A function declaration with an inline keyword declares an inline function. The inline keyword is used to suggest to the compiler that a particular function be subjected to in-line expansion; that is, it suggests that the compiler insert the complete body of the function in every context where that function is used and so it is used to avoid the overhead implied by making a CPU jump from one place in code to another and back again to execute a subroutine, as is done in naive implementations of subroutines.

Example:

inline swap( int& a, int& b) { int const tmp(b); b=a; a=tmp; }

Marking a function as inline (possibly implicitly, by defining a member function inside a class/struct definition) is a (non-binding) request to the compiler to consider inlining the function, i.e., expanding its code at the call site; it is legal, but redundant, to add the inline keyword in that context, and good style is to omit it.

Example:

struct length
{
  explicit length(int metres) : m_metres(metres) {}
  operator int&() { return m_metres; }
  private:
  int m_metres;
};

Inlining can be an optimization, or a pessimization. It can increase code size (by duplicating the code for a function at multiple call sites) or can decrease it (if the code for the function, after optimization, is less than the size of the code needed to call a non-inline function). It can increase speed (by allowing for more optimization and by avoiding jumps) or can decrease speed (by increasing code size and hence cache misses).

One important side-effect of inlining is that more code is then accessible to the optimizer.

Marking a function as inline also has an effect on linking: multiple definitions of an inline function are permitted (so long as each is in a different translation unit) so long as they are identical. This allows inline function definitions to appear in header files; defining non-inline functions in header files is almost always an error (though function templates can also be defined in header files, and often are).

Mainstream C++ compilers like Microsoft Visual C++ and GCC support an option that lets the compilers automatically inline any suitable function, even those that are not marked as inline functions. A compiler is often in a better position than a human to decide whether a particular function should be inlined; in particular, the compiler may not be willing or able to inline many functions that the human asks it to.

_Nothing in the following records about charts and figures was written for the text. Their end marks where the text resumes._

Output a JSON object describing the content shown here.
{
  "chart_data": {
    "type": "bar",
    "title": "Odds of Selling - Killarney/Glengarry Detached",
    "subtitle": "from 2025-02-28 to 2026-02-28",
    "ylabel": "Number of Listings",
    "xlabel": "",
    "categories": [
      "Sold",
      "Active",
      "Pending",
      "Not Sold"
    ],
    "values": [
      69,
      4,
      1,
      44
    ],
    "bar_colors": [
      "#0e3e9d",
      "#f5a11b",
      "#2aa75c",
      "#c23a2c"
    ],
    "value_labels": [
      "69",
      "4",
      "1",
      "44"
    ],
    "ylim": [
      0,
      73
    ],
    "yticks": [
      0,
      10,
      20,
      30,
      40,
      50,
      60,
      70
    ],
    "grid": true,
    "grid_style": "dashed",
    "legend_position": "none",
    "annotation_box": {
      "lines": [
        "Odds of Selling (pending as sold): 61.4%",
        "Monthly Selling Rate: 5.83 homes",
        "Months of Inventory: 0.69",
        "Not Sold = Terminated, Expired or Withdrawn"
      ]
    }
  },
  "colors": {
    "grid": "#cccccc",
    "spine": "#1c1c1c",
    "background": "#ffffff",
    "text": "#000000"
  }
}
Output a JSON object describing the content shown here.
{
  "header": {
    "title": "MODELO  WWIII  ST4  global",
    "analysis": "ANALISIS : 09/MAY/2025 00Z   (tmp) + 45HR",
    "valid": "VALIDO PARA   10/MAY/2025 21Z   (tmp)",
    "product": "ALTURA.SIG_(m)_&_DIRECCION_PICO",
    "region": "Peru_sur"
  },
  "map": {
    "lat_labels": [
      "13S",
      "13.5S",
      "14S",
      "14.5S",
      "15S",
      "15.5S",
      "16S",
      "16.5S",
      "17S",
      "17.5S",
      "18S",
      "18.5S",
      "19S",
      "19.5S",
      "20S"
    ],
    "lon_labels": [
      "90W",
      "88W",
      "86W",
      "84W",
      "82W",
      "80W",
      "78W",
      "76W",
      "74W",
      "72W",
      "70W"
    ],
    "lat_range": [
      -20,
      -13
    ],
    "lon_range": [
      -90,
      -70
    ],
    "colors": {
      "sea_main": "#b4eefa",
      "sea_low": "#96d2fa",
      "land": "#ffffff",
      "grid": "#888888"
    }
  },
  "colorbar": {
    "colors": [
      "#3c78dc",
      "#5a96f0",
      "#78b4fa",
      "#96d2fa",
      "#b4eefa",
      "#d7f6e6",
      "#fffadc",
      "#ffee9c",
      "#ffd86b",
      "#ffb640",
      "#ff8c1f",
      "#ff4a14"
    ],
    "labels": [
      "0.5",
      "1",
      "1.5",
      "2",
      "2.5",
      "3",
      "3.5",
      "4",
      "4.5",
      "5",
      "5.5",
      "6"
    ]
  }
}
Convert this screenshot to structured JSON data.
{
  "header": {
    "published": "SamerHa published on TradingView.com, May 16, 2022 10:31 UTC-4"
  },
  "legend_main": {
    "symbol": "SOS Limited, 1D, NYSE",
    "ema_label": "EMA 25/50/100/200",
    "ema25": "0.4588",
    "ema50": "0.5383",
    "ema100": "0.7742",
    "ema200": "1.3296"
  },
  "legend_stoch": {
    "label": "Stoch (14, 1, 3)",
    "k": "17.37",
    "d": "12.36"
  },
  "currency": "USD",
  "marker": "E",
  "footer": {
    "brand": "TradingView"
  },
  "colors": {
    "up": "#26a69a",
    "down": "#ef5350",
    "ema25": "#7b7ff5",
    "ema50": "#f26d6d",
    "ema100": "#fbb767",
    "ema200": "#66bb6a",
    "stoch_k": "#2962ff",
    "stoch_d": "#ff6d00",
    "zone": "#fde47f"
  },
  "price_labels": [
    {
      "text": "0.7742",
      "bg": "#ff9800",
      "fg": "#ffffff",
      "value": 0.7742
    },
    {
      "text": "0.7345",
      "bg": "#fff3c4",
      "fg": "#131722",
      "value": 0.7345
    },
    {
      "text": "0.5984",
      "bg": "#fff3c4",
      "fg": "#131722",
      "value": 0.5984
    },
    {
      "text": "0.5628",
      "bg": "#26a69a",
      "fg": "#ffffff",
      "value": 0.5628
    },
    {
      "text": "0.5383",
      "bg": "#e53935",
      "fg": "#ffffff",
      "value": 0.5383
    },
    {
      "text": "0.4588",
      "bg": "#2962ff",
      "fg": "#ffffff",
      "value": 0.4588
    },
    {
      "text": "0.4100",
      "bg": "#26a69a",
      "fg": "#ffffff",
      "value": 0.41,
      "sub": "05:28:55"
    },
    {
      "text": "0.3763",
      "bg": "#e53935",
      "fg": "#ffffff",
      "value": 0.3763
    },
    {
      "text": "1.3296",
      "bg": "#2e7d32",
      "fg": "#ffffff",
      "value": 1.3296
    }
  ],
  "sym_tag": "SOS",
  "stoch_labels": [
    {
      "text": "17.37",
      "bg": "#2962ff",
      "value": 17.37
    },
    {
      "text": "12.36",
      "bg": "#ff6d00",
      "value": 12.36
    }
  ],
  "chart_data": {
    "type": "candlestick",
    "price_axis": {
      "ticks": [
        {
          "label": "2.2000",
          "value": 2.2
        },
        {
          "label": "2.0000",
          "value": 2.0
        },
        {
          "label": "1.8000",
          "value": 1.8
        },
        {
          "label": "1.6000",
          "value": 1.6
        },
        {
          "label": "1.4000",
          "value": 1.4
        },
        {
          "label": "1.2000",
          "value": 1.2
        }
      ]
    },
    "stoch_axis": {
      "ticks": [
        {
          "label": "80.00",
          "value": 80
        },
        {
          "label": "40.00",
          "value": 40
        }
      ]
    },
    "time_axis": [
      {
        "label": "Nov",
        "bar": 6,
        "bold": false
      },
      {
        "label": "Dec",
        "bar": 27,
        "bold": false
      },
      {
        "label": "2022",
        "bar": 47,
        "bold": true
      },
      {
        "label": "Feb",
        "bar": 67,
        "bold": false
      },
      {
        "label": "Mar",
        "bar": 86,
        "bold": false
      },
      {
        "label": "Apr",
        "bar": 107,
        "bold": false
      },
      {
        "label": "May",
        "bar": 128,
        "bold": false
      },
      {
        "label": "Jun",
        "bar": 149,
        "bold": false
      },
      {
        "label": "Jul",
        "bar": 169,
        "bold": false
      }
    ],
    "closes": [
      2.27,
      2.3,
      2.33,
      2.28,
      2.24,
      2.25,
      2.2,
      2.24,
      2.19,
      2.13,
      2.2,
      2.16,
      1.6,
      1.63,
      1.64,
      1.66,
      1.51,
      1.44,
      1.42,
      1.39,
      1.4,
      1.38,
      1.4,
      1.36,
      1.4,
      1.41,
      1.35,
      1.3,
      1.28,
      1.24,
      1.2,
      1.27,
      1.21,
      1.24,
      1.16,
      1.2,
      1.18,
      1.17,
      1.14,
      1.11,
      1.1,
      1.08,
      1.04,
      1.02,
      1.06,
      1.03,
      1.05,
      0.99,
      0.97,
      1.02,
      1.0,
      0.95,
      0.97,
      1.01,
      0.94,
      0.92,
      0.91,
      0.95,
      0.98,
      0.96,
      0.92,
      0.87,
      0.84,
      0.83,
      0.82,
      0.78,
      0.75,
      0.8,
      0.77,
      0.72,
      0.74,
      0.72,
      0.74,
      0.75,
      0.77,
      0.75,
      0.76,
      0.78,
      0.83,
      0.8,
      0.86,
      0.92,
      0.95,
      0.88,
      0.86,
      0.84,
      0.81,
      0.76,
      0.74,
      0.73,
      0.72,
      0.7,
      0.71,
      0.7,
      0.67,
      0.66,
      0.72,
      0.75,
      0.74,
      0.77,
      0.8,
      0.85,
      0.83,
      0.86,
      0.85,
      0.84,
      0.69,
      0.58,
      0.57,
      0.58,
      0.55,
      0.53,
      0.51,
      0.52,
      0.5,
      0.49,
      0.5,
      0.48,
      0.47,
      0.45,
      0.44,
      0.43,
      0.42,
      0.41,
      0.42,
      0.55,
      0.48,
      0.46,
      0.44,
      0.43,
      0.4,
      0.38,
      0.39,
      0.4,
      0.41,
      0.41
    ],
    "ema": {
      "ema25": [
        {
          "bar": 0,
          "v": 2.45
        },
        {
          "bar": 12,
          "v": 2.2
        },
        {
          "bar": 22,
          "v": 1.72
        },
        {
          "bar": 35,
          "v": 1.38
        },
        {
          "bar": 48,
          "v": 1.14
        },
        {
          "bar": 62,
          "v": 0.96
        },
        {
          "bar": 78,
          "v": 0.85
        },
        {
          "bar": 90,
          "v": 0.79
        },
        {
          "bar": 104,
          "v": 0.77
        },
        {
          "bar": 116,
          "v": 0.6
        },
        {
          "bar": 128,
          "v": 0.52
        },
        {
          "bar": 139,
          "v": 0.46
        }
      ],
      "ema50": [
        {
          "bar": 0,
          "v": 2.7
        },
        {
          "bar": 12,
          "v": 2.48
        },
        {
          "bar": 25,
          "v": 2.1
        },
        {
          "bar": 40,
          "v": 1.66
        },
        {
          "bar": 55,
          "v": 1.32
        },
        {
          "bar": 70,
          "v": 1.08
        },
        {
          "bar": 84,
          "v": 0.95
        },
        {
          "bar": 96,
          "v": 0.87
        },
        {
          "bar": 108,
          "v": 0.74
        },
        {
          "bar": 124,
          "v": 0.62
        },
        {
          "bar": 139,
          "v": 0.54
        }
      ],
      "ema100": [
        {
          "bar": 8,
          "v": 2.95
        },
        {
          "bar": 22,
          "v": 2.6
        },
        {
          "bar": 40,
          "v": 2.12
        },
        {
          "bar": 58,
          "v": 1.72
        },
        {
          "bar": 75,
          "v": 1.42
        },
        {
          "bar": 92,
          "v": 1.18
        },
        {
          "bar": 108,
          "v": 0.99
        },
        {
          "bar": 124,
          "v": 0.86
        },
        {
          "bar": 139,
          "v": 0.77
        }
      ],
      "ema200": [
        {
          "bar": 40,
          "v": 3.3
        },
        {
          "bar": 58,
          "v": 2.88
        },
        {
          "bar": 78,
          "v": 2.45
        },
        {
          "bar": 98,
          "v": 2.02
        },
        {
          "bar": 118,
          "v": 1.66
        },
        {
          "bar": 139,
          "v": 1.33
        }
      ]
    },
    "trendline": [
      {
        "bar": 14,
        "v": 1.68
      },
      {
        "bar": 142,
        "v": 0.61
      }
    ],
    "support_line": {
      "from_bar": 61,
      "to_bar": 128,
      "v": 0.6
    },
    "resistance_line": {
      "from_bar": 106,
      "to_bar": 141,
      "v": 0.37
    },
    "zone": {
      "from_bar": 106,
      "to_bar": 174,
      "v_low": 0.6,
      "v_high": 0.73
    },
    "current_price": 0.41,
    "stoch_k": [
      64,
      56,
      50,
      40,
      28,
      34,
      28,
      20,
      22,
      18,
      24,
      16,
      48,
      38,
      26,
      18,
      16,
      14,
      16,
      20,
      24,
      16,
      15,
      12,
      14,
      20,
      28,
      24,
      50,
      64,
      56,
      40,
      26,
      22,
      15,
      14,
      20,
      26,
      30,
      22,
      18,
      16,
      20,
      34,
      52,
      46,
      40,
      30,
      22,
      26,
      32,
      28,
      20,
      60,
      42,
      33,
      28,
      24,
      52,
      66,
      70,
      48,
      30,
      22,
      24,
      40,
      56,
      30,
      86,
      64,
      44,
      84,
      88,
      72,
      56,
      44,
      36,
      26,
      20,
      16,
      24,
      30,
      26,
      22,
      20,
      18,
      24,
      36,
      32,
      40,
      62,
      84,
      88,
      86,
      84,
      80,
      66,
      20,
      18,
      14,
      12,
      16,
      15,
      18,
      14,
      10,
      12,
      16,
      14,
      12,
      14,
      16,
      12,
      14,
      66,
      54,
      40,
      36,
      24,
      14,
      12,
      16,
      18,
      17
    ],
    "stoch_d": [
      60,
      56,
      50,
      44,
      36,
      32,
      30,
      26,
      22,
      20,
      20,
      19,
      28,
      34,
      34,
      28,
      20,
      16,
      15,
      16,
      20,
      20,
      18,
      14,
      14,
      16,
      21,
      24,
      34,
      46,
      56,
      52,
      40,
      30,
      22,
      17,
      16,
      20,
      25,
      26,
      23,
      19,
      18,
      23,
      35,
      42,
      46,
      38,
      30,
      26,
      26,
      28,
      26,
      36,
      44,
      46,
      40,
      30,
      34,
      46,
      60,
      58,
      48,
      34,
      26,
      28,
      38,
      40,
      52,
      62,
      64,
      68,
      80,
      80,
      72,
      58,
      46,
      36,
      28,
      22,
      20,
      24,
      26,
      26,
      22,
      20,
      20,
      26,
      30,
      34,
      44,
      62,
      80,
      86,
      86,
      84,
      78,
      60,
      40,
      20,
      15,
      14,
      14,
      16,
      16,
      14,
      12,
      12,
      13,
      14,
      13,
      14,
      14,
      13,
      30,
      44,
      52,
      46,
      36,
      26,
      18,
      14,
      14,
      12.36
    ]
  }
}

Excessive use of inline functions can greatly increase coupling/dependencies and compilation time, as well as making header files less useful as documentation of interfaces.

[edit] extern

The extern keyword tells the compiler that a variable is declared in another source module. The linker then finds this actual declaration and sets up the extern variable to point to the correct location. If a variable is declared extern, and the linker finds no actual declaration of it, it will throw an "Unresolved external symbol" error.

Examples:

extern int i;
declares that there is a variable named i of type int, defined somewhere in the program.
extern int j = 0;
defines a variable j with external linkage; the extern keyword is redundant here.
extern void f();
declares that there is a function f taking no arguments and with no return value defined somewhere in the program; extern is redundant, but sometimes considered good style.
extern void f() {;}
defines the function f() declared above; again, the extern keyword is technically redundant here as external linkage is default.
extern const int k = 1;
defines a constant int k with value 1 and external linkage; extern is required because const variables have internal linkage by default.

[edit] Storage Class Specifiers

  • register - A hint to the compiler that the specified variable will be heavily used; therefore the compiler should consider allocating a CPU register to the variable. The compiler may ignore this hint.
  • static - Retains a memory location for all instances of the program or class.